Schumer’s comments come one day after Barr appeared for his confirmation hearing before the Senate Judiciary Committee, where Barr vowed he would let Mueller complete his investigation into whether Trump’s campaign colluded with Russia and provide the public with as many details as possible on Mueller’s conclusions.

Trump has denied colluding and has called the investigation a witch hunt.

Schumer’s opposition to Barr’s nomination is not likely to prevent the Senate from confirming him as attorney general.

Barr enjoys broad support from Republicans, who hold 53 Senate seats. Only a simple majority in the 100-seat chamber is needed to approve a nomination.

However, Schumer’s concerns could signify that Barr will be confirmed with little or no Democratic support - a similar outcome to former Attorney General Jeff Sessions, who won confirmation with the support of only one Democrat.

Democrats raised concerns about Barr’s nomination after learning that Barr had sent a 19-page legal memo to top Justice Department officials and Trump’s lawyers calling Mueller’s probe into whether Trump obstructed justice “fatally misconceived.”

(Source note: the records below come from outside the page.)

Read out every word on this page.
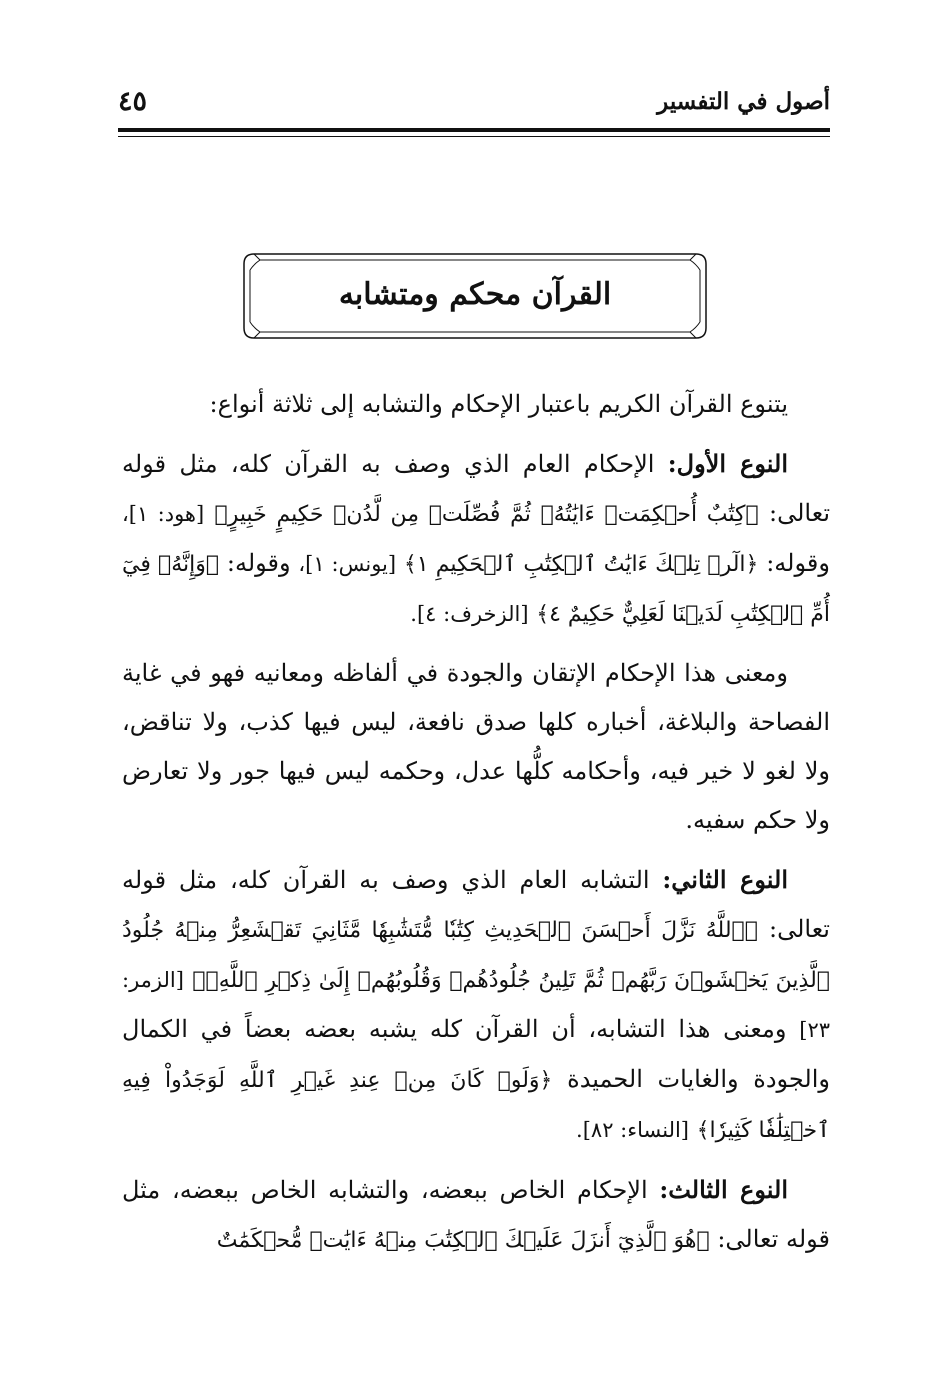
أصول في التفسير
٤٥
القرآن محكم ومتشابه

يتنوع القرآن الكريم باعتبار الإحكام والتشابه إلى ثلاثة أنواع:

النوع الأول: الإحكام العام الذي وصف به القرآن كله، مثل قوله تعالى: ﴿كِتَٰبٌ أُحۡكِمَتۡ ءَايَٰتُهُۥ ثُمَّ فُصِّلَتۡ مِن لَّدُنۡ حَكِيمٍ خَبِيرٍ﴾ [هود: ١]، وقوله: ﴿الٓرۚ تِلۡكَ ءَايَٰتُ ٱلۡكِتَٰبِ ٱلۡحَكِيمِ ١﴾ [يونس: ١]، وقوله: ﴿وَإِنَّهُۥ فِيٓ أُمِّ ٱلۡكِتَٰبِ لَدَيۡنَا لَعَلِيٌّ حَكِيمٌ ٤﴾ [الزخرف: ٤].

ومعنى هذا الإحكام الإتقان والجودة في ألفاظه ومعانيه فهو في غاية الفصاحة والبلاغة، أخباره كلها صدق نافعة، ليس فيها كذب، ولا تناقض، ولا لغو لا خير فيه، وأحكامه كلُّها عدل، وحكمه ليس فيها جور ولا تعارض ولا حكم سفيه.

النوع الثاني: التشابه العام الذي وصف به القرآن كله، مثل قوله تعالى: ﴿ٱللَّهُ نَزَّلَ أَحۡسَنَ ٱلۡحَدِيثِ كِتَٰبٗا مُّتَشَٰبِهٗا مَّثَانِيَ تَقۡشَعِرُّ مِنۡهُ جُلُودُ ٱلَّذِينَ يَخۡشَوۡنَ رَبَّهُمۡ ثُمَّ تَلِينُ جُلُودُهُمۡ وَقُلُوبُهُمۡ إِلَىٰ ذِكۡرِ ٱللَّهِۚ﴾ [الزمر: ٢٣] ومعنى هذا التشابه، أن القرآن كله يشبه بعضه بعضاً في الكمال والجودة والغايات الحميدة ﴿وَلَوۡ كَانَ مِنۡ عِندِ غَيۡرِ ٱللَّهِ لَوَجَدُواْ فِيهِ ٱخۡتِلَٰفٗا كَثِيرٗا﴾ [النساء: ٨٢].

النوع الثالث: الإحكام الخاص ببعضه، والتشابه الخاص ببعضه، مثل قوله تعالى: ﴿هُوَ ٱلَّذِيٓ أَنزَلَ عَلَيۡكَ ٱلۡكِتَٰبَ مِنۡهُ ءَايَٰتٞ مُّحۡكَمَٰتٌ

Barr said on Tuesday that the memo was narrowly focussed on one aspect of the law and did not question the rest of Mueller’s investigation.

Schumer came out against Barr’s nomination after learning of the memo, but said he met with Barr on Wednesday in hopes he could be convinced to change his vote after Barr’s “nice words at the hearing.”

The Justice Department’s special counsel regulations require Mueller to provide a confidential report to the attorney general with his findings, and give the attorney general discretion to release details publicly.

Barr has pledged to make as much information public as he can by law.

But Schumer said that is not enough.

“I asked him, Would he issue the full Mueller report with only redactions if intelligence agencies said it would compromise sources? ... He would not give that assurance,” Schumer said.

Schumer also said Barr declined to promise that he would not block Mueller from interviewing certain witnesses or pursuing other areas of investigation.